Beautiful pine trees run across the stretch of the mountains, and like an awestruck child, I collected the pinecones. Once atop the mountain, I saw the usual – a bird’s-eye view of the city from different angles. While they were not extraordinary, I did love the natural dam. Chilling my feet in the freezing water, I only wanted to drink a pint of beer and start barbecuing.
By the time we reached the foothills, I was famished. Resisting the temptation to shop, I was directed to Sunbird Ku Chawe, the only restaurant nearby. So there I was, eating lunch in the garden area, while lush mountains smiled down at me. I ordered a platter of chicken and rice, a local specialty, according to the menu. But if you know better, the staple diet of locals consists of maize flour (nsima) and meat/fish. But I loved my meal: buttered rice along with chicken curried in raw mango and assorted spices with fries on the side. I polished it off with some tonic water.
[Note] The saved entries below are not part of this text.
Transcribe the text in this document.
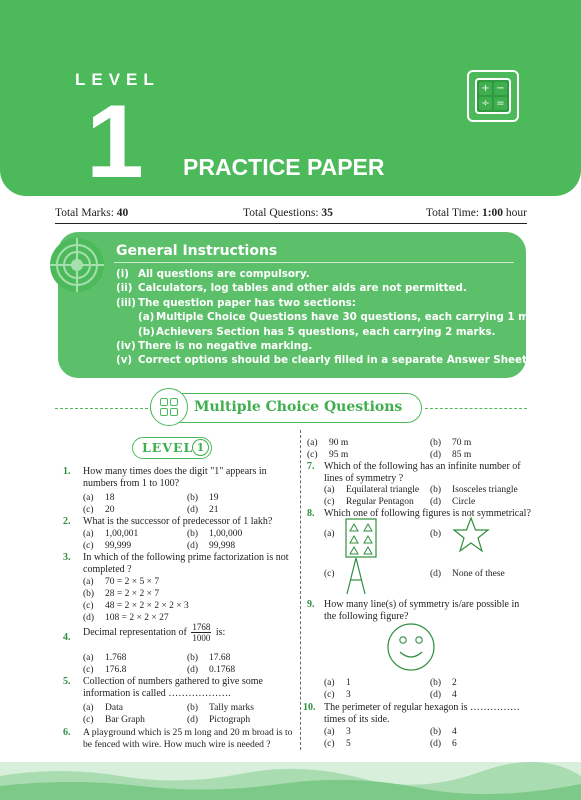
LEVEL
1 PRACTICE PAPER
+ −
÷ =
Total Marks: 40	Total Questions: 35	Total Time: 1:00 hour
General Instructions
(i) All questions are compulsory.
(ii) Calculators, log tables and other aids are not permitted.
(iii) The question paper has two sections:
(a) Multiple Choice Questions have 30 questions, each carrying 1 mark.
(b) Achievers Section has 5 questions, each carrying 2 marks.
(iv) There is no negative marking.
(v) Correct options should be clearly filled in a separate Answer Sheet.
Multiple Choice Questions
LEVEL 1
1. How many times does the digit "1" appears in numbers from 1 to 100?
(a) 18	(b) 19
(c) 20	(d) 21
2. What is the successor of predecessor of 1 lakh?
(a) 1,00,001	(b) 1,00,000
(c) 99,999	(d) 99,998
3. In which of the following prime factorization is not completed ?
(a) 70 = 2 × 5 × 7
(b) 28 = 2 × 2 × 7
(c) 48 = 2 × 2 × 2 × 2 × 3
(d) 108 = 2 × 2 × 27
4. Decimal representation of $\frac{1768}{1000}$ is:
(a) 1.768	(b) 17.68
(c) 176.8	(d) 0.1768
5. Collection of numbers gathered to give some information is called ……………….
(a) Data	(b) Tally marks
(c) Bar Graph	(d) Pictograph
6. A playground which is 25 m long and 20 m broad is to be fenced with wire. How much wire is needed ?
(a) 90 m	(b) 70 m
(c) 95 m	(d) 85 m
7. Which of the following has an infinite number of lines of symmetry ?
(a) Equilateral triangle (b) Isosceles triangle
(c) Regular Pentagon (d) Circle
8. Which one of following figures is not symmetrical?
(a)	(b)
(c)	(d) None of these
9. How many line(s) of symmetry is/are possible in the following figure?
(a) 1	(b) 2
(c) 3	(d) 4
10. The perimeter of regular hexagon is …………… times of its side.
(a) 3	(b) 4
(c) 5	(d) 6
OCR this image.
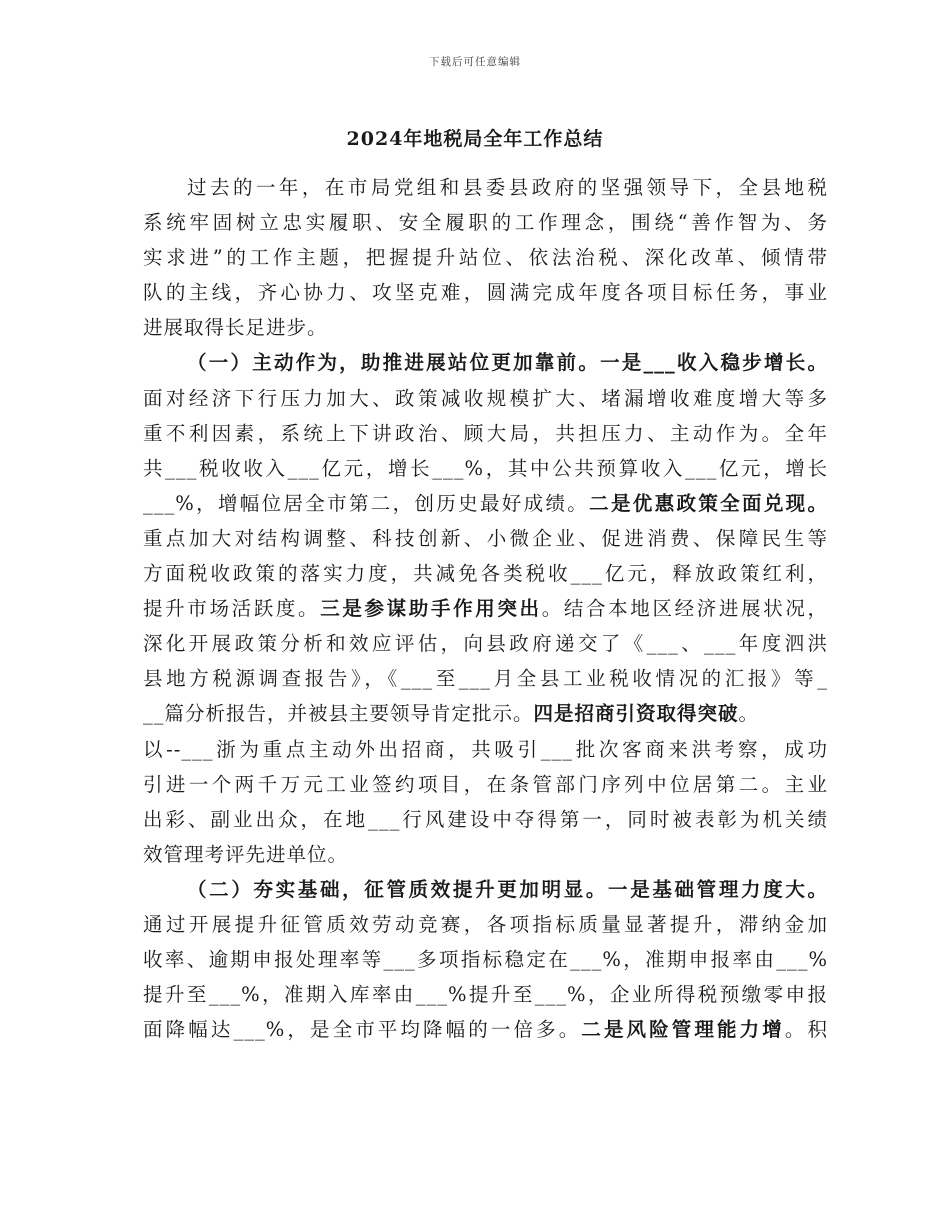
下载后可任意编辑
2024年地税局全年工作总结
过去的一年，在市局党组和县委县政府的坚强领导下，全县地税
系统牢固树立忠实履职、安全履职的工作理念，围绕“善作智为、务
实求进”的工作主题，把握提升站位、依法治税、深化改革、倾情带
队的主线，齐心协力、攻坚克难，圆满完成年度各项目标任务，事业
进展取得长足进步。
（一）主动作为，助推进展站位更加靠前。一是___收入稳步增长。
面对经济下行压力加大、政策减收规模扩大、堵漏增收难度增大等多
重不利因素，系统上下讲政治、顾大局，共担压力、主动作为。全年
共___税收收入___亿元，增长___%，其中公共预算收入___亿元，增长
___%，增幅位居全市第二，创历史最好成绩。二是优惠政策全面兑现。
重点加大对结构调整、科技创新、小微企业、促进消费、保障民生等
方面税收政策的落实力度，共减免各类税收___亿元，释放政策红利，
提升市场活跃度。三是参谋助手作用突出。结合本地区经济进展状况，
深化开展政策分析和效应评估，向县政府递交了《___、___年度泗洪
县地方税源调查报告》，《___至___月全县工业税收情况的汇报》等_
__篇分析报告，并被县主要领导肯定批示。四是招商引资取得突破。
以--___浙为重点主动外出招商，共吸引___批次客商来洪考察，成功
引进一个两千万元工业签约项目，在条管部门序列中位居第二。主业
出彩、副业出众，在地___行风建设中夺得第一，同时被表彰为机关绩
效管理考评先进单位。
（二）夯实基础，征管质效提升更加明显。一是基础管理力度大。
通过开展提升征管质效劳动竞赛，各项指标质量显著提升，滞纳金加
收率、逾期申报处理率等___多项指标稳定在___%，准期申报率由___%
提升至___%，准期入库率由___%提升至___%，企业所得税预缴零申报
面降幅达___%，是全市平均降幅的一倍多。二是风险管理能力增。积
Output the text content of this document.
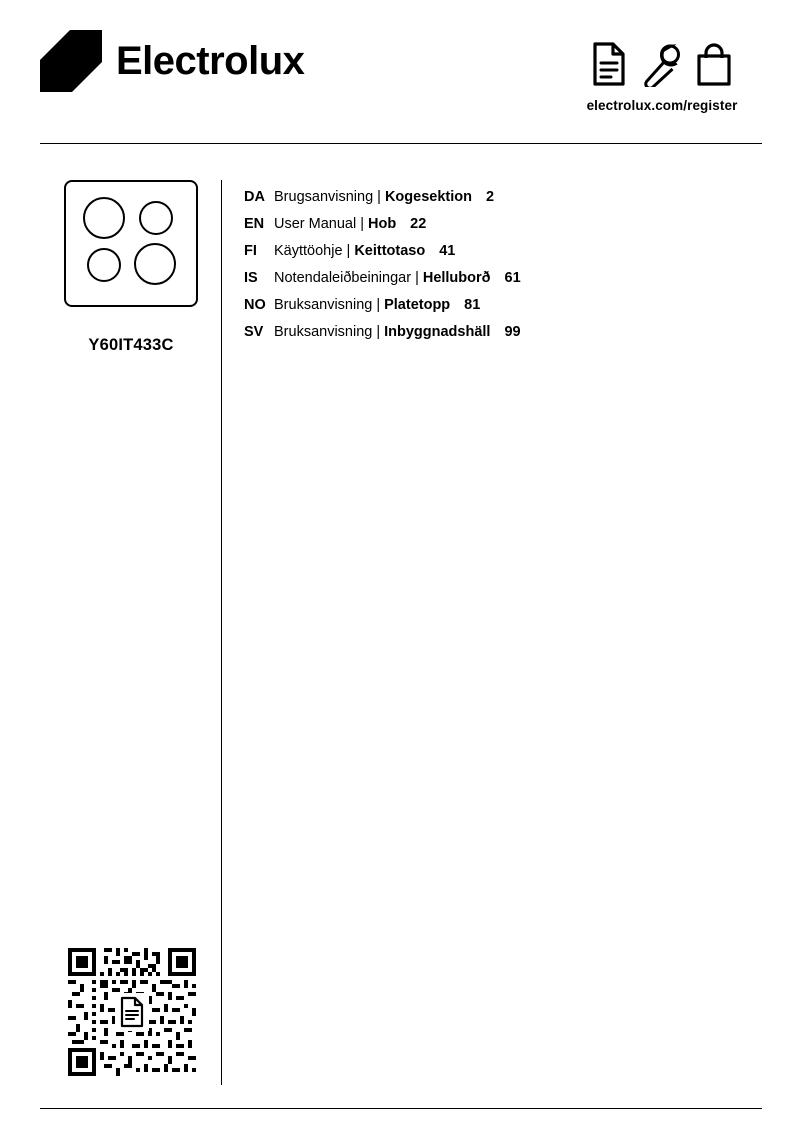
Electrolux
electrolux.com/register
Y60IT433C
DA Brugsanvisning | Kogesektion 2
EN User Manual | Hob 22
FI	Käyttöohje | Keittotaso 41
IS	Notendaleiðbeiningar | Helluborð 61
NO Bruksanvisning | Platetopp 81
SV Bruksanvisning | Inbyggnadshäll 99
In true filmy style (as Indians would say), the last leg of the trip was the most dramatic. After lunch, we headed to the kiosks selling handicrafts– tribal chairs, masks, and figurines carved from ebony. Like the berries, I was tempted to buy most of what I saw, but after haggling (which was a task in and of itself as the merchants spoke limited English, and the local language ‘Chichewa’ sounds like gibberish to me) and getting a good deal on a few things, I proceeded towards the car.
Suddenly, a middle-aged man came running toward me with some statuettes – beautifully carved and rare. He sobbed, and in broken English, said that he had made the crafts himself and hadn’t sold a single piece. I felt sorry for him and picked one for the price he quoted. Once back in town, I found out that the crafts are made elsewhere and hawkers in Zomba only sell them. To think that I fell for the hawker’s sob story and bought something for double its price!
I want to visit Zomba again soon – do the hike I’ve dreamed of. I want to drive to the base of the mountains, get breathless treading up, and then relish a well-deserved barbecue grill by the stream. Until then, I will admire my berries–now crushed into homemade wine and the painted pine cones adorning my room.